Today the world watches in anticipation as thirty-three Chilean miners are to be rescued from a ten-week long entrapment in the San Jose Mine. Anticipation and celebration have erupted in Camp Hope where the miners’ families have been awaiting the safe arrival of the men.
On August 5th, 2010 the Chilean miners got trapped in the mine in the Atacama region of northern Chile. A rescue team of 130 workers was immediately sent in to help recover the men, only to face a setback as another portion of the mine caved in, causing the miners to be trapped 2, 300 feet underground.
For seventeen days, the miners had no contact with the outside world until the rescuers were able to send down a probe with food and supplies. On this day, the miners were also able to send a note to their families and loved: “We are fine in the shelter, the 33 of us.”
Three drilling plans were created which angled the drills at different portions of the mine to see which plan could drill a hole big enough to fit a rescue cage into the shaft to transport the miners to the surface.
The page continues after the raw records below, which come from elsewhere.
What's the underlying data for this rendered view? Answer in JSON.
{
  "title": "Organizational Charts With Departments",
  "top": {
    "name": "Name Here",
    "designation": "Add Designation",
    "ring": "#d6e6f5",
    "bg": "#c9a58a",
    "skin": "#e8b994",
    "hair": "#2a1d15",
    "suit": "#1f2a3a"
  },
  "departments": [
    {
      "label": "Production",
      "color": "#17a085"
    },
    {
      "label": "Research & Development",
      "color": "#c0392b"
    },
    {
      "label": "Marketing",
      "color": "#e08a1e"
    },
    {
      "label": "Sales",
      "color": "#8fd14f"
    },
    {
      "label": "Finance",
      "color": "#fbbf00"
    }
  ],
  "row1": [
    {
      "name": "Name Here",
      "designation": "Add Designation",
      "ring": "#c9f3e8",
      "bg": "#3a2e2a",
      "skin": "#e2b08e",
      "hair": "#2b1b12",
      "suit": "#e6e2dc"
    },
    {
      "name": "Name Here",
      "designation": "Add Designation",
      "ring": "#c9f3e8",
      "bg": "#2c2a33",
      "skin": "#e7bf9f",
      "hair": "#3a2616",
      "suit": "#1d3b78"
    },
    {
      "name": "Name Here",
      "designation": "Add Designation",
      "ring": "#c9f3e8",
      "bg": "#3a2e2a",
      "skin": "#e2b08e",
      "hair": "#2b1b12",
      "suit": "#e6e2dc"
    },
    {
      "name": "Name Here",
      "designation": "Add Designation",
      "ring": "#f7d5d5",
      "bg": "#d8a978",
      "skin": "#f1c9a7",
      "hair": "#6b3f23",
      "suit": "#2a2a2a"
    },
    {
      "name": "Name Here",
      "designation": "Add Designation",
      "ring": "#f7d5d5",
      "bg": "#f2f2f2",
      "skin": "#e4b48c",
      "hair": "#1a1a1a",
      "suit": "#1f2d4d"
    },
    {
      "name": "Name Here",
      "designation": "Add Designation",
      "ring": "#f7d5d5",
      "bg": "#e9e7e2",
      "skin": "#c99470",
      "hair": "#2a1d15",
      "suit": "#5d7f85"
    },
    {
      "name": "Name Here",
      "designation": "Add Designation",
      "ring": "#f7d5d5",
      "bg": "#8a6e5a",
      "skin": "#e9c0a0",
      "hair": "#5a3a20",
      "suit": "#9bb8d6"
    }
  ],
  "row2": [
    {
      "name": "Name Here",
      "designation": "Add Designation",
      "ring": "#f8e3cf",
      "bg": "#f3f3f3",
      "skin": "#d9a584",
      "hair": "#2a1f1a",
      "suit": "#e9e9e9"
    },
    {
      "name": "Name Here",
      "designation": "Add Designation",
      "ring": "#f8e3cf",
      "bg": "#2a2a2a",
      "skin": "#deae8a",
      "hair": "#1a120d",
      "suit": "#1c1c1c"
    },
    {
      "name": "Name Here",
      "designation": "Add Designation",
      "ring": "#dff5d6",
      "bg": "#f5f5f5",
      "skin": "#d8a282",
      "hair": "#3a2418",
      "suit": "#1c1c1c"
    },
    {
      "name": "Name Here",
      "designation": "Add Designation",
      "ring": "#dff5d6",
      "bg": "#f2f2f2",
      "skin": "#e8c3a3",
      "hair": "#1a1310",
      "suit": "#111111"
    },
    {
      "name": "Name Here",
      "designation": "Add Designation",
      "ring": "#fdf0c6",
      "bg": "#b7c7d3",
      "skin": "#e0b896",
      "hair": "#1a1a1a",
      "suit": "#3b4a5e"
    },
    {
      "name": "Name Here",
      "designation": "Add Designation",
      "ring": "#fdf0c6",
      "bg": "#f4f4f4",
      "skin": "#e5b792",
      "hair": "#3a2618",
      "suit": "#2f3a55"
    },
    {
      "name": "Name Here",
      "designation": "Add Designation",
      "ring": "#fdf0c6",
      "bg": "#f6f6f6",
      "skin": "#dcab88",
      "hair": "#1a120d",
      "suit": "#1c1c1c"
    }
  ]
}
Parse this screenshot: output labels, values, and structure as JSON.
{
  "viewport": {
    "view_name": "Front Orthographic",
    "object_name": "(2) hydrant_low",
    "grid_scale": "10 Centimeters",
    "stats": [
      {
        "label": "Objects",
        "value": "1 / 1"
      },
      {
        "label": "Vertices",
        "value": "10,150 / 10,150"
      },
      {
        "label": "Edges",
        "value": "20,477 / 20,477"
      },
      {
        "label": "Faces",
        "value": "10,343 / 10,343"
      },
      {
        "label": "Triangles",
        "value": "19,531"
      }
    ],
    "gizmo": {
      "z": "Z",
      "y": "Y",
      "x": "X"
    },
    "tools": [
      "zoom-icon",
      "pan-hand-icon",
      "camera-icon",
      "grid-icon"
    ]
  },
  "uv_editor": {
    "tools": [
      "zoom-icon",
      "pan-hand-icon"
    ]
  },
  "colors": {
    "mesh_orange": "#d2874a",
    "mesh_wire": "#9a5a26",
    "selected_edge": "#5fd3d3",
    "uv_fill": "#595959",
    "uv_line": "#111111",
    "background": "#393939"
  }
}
As the drills began digging, officials began to focus on the health and psychological affects the miners would face.
This would mark the beginning of what would become a ten-week rescue effort.
In order to help the miners live more comfortably, the government sent down items like playing cards, religious figurines and a Chilean flag. Communication lines were set up to allow the miners to have direct communication with their families, to send video messages of what life is like in the mine and to watch the Chilean soccer team play against the Ukraine.
The situation of the Chilean miners is truly unique. Although most of the miners seem to be content and hopeful in their current situation, there is no telling what long-term psychological and mental effects will be faced when they get out.
“The situation of the miners is similar to that of prisoners of war where their captors would deprive them of human contact and natural light,” said Dr. Elia Gourgouris, a noted LDS psychologists and disaster survival coach. “But the one thing [the miners] have going for them is that they are in it together . . . and they have contact to the outside world, so they are able to talk and communicate, and that helps them a lot.”
Dr. Gourgouris believes the miners who are mentally and spiritually strong, with a close connection to God, will probably be better off after the rescue.
“I’m sure there are some who are naturally stronger than others and can offer hope amongst the miners,” Gourgouris said. “The [miners] who will do the best [mentally] will be those that served others within the group. There are givers and takers in life and those that give tend to do mentally better in life. . . . It’s like the savior taught. You lose yourself in service for others, and in essence, you forget yourself.”
This has been proven in the Chilean mine where men like Mario Gomez and Victor Segovia have stepped up as a religious leader and a scribe.
A sense of renewal came to the miners when trapped miner Ariel Ticcona’s daughter was born. She was named Esperanza—a Spanish word for hope. This event stood as proof that life continues on the outside world and reassures the miners they too can move on from the traumatic event when they are rescued.
“The human spirit is resilient and these guys are truly survivors,” Dr. Gourgouris said. “I know we throw that phrase around a lot in modern language, but in their case it is truly amazing, remarkable, actually.”
The story of the Chilean miners has taught the world of courage and hope, and will not soon be forgotten.